Introductory Note
On December 19, 2019, Arotech Corporation (the “Company”), a Delaware corporation, merged (the “Merger”) with Argonaut Merger Sub, Inc. (“Merger Sub”), a Delaware corporation and a direct, wholly-owned subsidiary of Argonaut Intermediate, Inc. (“Parent”), a Delaware corporation, pursuant to the terms and conditions of the Agreement and Plan of Merger, dated September 22, 2019 (the “Merger Agreement”), by and among the Company, Parent and Merger Sub. As a result of the Merger, the Company became a wholly-owned subsidiary of Parent.
Item 2.01 | Completion of Acquisition or Disposition of Assets. |
At the effective time of the Merger (the “Effective Time”), each share (a “Share”) of common stock of the Company, par value $0.01 per share (the “Common Stock”) (other than Cancelled Shares (as defined in the Merger Agreement) and Dissenting Shares (as defined in the Merger Agreement)), issued and outstanding immediately prior to the Effective Time was converted into the right to receive $3.00 in cash, without interest (the “Merger Consideration”).
In addition, at the Effective Time, each restricted stock unit award in respect of Shares that was outstanding immediately prior to the Effective Time (a “Company RSU”) fully vested (including Company RSUs subject to performance-based vesting) and was cancelled and converted automatically into the right to receive an amount in cash, without interest, equal to the product of (i) the amount of the Merger Consideration and (ii) the total number of Shares underlying such Company RSU, net of applicable tax withholding. Also at the Effective Time, all restrictions and vesting requirements with respect to each Share of restricted stock that was outstanding immediately prior to the Effective Time (“Company Restricted Stock”) lapsed and all such shares of Company Restricted Stock vested in full. Each holder of shares of Company Restricted Stock received the Merger Consideration for such shares of Company Restricted Stock.
The aggregate cash consideration paid in the Merger was approximately $80 million, which was funded through proceeds from Parent’s equity financing arrangements obtained in connection with the Merger.
The foregoing description of the Merger Agreement and the Merger in this Current Report onForm 8-K does not purport to be complete and is subject and qualified in its entirety by reference to the full text of the Merger Agreement, which is attached as Exhibit 2.1 to the Company’s Current Report onForm 8-K filed with the Securities and Exchange Commission (the “SEC”) on September 23, 2019 and incorporated herein by reference.

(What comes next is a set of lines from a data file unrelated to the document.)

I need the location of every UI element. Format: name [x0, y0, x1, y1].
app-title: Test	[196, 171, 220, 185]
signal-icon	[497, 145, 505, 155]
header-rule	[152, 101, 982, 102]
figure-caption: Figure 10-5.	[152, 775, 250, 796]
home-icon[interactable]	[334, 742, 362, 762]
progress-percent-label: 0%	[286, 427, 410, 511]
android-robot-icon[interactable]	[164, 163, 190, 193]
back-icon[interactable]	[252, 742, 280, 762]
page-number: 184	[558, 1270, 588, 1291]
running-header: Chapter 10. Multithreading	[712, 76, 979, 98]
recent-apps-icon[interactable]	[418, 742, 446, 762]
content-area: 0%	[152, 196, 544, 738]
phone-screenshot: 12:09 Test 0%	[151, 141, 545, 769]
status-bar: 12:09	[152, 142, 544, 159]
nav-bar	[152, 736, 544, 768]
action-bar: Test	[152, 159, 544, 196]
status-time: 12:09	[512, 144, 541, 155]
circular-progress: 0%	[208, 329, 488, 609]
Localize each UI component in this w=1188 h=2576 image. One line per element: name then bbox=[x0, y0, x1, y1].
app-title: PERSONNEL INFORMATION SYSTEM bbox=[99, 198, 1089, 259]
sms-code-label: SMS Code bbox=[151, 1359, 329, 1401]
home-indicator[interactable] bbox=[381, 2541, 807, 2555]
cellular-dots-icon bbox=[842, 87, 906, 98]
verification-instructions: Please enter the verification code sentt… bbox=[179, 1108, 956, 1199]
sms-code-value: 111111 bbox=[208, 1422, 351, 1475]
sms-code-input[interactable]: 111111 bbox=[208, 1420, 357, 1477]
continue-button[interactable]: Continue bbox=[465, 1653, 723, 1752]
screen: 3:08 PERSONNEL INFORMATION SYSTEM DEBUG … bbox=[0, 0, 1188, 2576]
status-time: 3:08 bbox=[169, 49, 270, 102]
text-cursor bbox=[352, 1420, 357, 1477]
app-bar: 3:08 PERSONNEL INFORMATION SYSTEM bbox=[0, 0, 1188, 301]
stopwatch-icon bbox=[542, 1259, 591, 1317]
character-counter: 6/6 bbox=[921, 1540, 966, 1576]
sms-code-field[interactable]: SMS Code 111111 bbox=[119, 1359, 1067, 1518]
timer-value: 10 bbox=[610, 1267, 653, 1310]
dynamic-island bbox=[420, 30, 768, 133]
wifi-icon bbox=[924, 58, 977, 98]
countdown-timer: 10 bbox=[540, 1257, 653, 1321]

Item 3.01 | Notice of Delisting or Failure to Satisfy a Continued Listing Rule or Standard; Transfer of Listing. |
On December 19, 2019, in connection with the consummation of the Merger, the Company notified the Nasdaq Global Market (“Nasdaq”) of the consummation of the Merger and requested that Nasdaq (i) suspend trading of the Shares on Nasdaq and (ii) file with the SEC a Form 25 Notification of Removal from Listing and/or Registration to delist and deregister the Shares under Section 12(b) of the Securities Exchange Act of 1934, as amended (the “Exchange Act”). The Company also intends to file with the SEC a Form 15 under the Exchange Act, requesting that the Company’s reporting obligations under Sections 13 and 15(d) of the Exchange Act be suspended.
The information contained in the Introductory Note and Item 2.01 of this Current Report onForm 8-K is incorporated by reference into this Item 3.01.
Item 3.03 | Material Modification to Rights of Security Holders. |
Upon the Effective Time, each holder of Shares issued and outstanding immediately prior to the Effective Time ceased to have any rights as a stockholder of the Company (other than the right, in respect of each of the Shares, to receive the applicable Merger Consideration).